To discuss the measurability of $$\pi$$, the following conclusion is helpful(cf. C. Dellacherie & P. Meyer, Probabilities and Potential, volume 29 of North-Holland Mathematics Studies. North-Holland, Amsterdam, 1978. Theorem VI.88B, p.140).

Theorem Let $$X=\{X_t,t\ge0\}$$ be a real valued, càdlàg adapted process, $$X_{0-} =X_0$$, and $$D=\{(\omega,t): X_{t-}(\omega)\ne X_t(\omega)\}$$. Then $$D$$ is a countable union of disjoint graph of stopping times, i.e., $$\begin{equation*} D=\bigcup_{n\ge 1}[\hspace{-1pt}[ T_n]\hspace{-1pt}]. \tag{1} \end{equation*}$$

One fact should be mention is that, the conclusion is no matter the completeness of $$\mathscr{A},(\mathscr{F}_t)_{t\ge 0}$$. Hence, $$T_n$$ is also $$\mathscr{A}$$-measurale.

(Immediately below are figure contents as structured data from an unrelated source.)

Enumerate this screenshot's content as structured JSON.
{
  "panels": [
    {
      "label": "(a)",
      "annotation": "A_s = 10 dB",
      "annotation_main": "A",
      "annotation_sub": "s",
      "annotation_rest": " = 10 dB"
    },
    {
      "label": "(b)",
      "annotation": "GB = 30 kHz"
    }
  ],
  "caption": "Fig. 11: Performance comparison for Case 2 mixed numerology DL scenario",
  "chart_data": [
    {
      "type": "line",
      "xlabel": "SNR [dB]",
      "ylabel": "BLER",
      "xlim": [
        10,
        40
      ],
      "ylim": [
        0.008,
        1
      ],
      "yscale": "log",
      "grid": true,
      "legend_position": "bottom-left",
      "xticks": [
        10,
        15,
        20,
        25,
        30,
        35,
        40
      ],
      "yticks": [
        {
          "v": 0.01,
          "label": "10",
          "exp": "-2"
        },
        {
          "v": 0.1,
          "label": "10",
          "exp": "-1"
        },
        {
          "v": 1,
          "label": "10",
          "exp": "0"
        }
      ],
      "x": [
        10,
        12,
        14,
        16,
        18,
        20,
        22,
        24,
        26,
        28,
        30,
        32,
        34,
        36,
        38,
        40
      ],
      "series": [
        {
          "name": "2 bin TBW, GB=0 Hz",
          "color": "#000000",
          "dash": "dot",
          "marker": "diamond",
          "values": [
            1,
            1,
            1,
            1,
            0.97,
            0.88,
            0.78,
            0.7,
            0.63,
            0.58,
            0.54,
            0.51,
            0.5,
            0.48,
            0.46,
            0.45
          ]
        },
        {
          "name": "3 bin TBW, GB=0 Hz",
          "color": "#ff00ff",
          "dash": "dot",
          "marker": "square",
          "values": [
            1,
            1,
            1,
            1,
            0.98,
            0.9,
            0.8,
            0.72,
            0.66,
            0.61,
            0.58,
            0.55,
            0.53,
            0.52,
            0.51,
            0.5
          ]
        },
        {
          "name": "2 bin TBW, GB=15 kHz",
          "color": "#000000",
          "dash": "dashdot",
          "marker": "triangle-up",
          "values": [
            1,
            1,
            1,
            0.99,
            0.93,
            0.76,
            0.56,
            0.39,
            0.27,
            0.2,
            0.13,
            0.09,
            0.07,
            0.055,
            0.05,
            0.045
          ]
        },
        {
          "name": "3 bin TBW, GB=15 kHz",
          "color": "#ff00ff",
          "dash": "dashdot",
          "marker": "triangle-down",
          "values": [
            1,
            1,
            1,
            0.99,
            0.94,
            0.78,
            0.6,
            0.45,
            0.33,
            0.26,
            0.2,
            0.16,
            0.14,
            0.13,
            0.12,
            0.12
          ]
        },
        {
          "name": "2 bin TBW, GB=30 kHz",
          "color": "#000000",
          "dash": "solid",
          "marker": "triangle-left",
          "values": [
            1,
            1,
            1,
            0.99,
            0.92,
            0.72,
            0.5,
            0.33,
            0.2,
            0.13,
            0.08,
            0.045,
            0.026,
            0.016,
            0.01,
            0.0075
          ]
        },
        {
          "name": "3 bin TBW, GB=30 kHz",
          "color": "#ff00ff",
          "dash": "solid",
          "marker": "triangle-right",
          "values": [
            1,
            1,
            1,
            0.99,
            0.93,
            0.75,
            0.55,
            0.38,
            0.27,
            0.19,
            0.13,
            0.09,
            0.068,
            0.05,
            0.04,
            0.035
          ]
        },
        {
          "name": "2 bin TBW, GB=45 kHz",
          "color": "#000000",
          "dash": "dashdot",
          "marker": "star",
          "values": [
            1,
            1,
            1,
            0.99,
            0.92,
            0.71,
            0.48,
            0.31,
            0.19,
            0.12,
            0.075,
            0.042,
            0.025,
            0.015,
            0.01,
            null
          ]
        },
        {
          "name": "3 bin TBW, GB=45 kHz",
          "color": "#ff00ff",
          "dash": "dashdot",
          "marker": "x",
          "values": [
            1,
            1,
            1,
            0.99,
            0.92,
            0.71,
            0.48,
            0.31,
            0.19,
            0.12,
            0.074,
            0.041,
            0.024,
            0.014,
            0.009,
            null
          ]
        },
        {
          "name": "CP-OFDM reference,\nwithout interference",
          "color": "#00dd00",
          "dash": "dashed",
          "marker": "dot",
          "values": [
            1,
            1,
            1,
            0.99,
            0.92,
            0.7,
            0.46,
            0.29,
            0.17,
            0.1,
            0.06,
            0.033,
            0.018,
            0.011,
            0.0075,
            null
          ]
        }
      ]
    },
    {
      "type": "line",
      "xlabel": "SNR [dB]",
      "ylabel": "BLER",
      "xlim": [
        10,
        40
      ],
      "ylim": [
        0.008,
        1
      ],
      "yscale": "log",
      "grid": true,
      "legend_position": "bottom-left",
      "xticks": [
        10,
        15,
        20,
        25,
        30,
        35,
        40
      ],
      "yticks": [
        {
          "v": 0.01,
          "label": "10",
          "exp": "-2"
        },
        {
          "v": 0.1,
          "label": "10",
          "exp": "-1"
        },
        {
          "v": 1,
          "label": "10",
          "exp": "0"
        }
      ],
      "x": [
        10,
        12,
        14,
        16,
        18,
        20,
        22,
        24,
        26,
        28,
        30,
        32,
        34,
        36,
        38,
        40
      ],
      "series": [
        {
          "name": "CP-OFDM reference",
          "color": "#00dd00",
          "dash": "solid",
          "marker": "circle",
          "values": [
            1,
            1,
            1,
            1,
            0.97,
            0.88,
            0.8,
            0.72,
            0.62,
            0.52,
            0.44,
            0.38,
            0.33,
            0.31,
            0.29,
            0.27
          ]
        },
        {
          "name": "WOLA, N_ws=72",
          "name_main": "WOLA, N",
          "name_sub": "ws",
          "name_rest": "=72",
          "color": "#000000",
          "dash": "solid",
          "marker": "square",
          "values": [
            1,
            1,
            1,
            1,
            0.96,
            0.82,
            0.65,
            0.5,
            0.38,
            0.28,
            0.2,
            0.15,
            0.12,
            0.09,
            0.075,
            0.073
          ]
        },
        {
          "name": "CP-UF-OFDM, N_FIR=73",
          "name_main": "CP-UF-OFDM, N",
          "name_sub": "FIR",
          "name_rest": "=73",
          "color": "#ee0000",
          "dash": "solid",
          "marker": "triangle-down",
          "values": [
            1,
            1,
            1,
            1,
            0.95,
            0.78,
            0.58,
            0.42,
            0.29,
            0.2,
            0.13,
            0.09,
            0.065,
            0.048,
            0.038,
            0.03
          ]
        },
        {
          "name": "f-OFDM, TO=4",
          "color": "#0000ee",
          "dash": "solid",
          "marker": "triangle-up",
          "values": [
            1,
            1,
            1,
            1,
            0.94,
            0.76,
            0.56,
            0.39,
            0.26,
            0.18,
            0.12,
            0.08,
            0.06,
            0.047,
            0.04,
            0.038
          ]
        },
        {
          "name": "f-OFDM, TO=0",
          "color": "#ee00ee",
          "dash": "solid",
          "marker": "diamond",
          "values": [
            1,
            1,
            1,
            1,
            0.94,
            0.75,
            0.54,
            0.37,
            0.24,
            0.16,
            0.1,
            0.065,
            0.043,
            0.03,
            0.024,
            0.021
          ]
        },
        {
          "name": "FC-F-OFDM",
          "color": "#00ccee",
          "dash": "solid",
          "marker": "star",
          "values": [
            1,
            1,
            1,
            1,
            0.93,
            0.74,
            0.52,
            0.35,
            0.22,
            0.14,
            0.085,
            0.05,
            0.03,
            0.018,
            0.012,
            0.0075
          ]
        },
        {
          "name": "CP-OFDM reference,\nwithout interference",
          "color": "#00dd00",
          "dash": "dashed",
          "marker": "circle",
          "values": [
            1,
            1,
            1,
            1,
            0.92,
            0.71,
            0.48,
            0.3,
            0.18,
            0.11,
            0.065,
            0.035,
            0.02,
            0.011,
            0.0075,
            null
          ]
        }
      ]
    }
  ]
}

Using (1), rewrite $$\pi$$ as following: \begin{align*} \pi(\omega,B)&= \sum_{s>0}1_{\{\Delta X_s\ne 0\}}(\omega)1_B(s,\Delta X_s(\omega))\\ &=\sum_{n\ge1} 1_B(T_n(\omega), \Delta X_{T_n(\omega)}(\omega) ). \tag{2} \end{align*}

Due to the $$X$$ is càdlàg adapted process, $$X$$ and $$X_-=(X_{t-}, t\ge 0), \Delta X$$ are measurable processes, i.e., $$X$$ and $$X_-, \Delta X$$ are $$\mathscr{A}\otimes\mathscr{B}(\mathbb{R}_+)$$-measurable. Furthermore, $$\Delta X_{T_n(\omega)}(\omega), 1_B(T_n(\omega), \Delta X_{T_n(\omega)}(\omega))$$ and $$\pi(\omega,B)$$, all are $$\mathscr{A}$$-measurable.

(Assuming that the process $$(X_t)$$ is adapted to the filtration $$(\mathcal F_t)$$.)

Because $$X$$ is cadlag, the set $$J_n(\omega):=\{t>0: |\Delta X_t(\omega)|>1/n\}$$ is locally finite for each $$\omega$$ and each $$n\ge 1$$. It can be "exhausted" by a sequence of stopping times $$\{T_{nk}\}_{k=1}^\infty$$ defined by $$T_{n0}:=0$$ and $$T_{n,k+1}:=\inf\{t>T_{nk}: \Delta |X_t|>1/n\},\qquad k=0,1,\ldots.$$ For a Borel set $$B$$, and each $$n$$ and $$k$$, the function $$\pi_{nk}:\omega\mapsto 1_B(T_{nk}(\omega),\Delta X_{T_{nk}}(\omega))1_{\{T_{nk}(\omega)<\infty\}}$$ is $$\mathcal A$$ measurable, hence so is the countable sum $$\pi_n:=\sum_{k\ge 1}\pi_{nk}1_{\{T_{nk}<\infty\}}.$$ Finally, $$\pi_n$$ increases pointwise to $$\pi$$ as $$n\to\infty$$, so $$\pi$$ is also $$\mathcal A$$ measurable.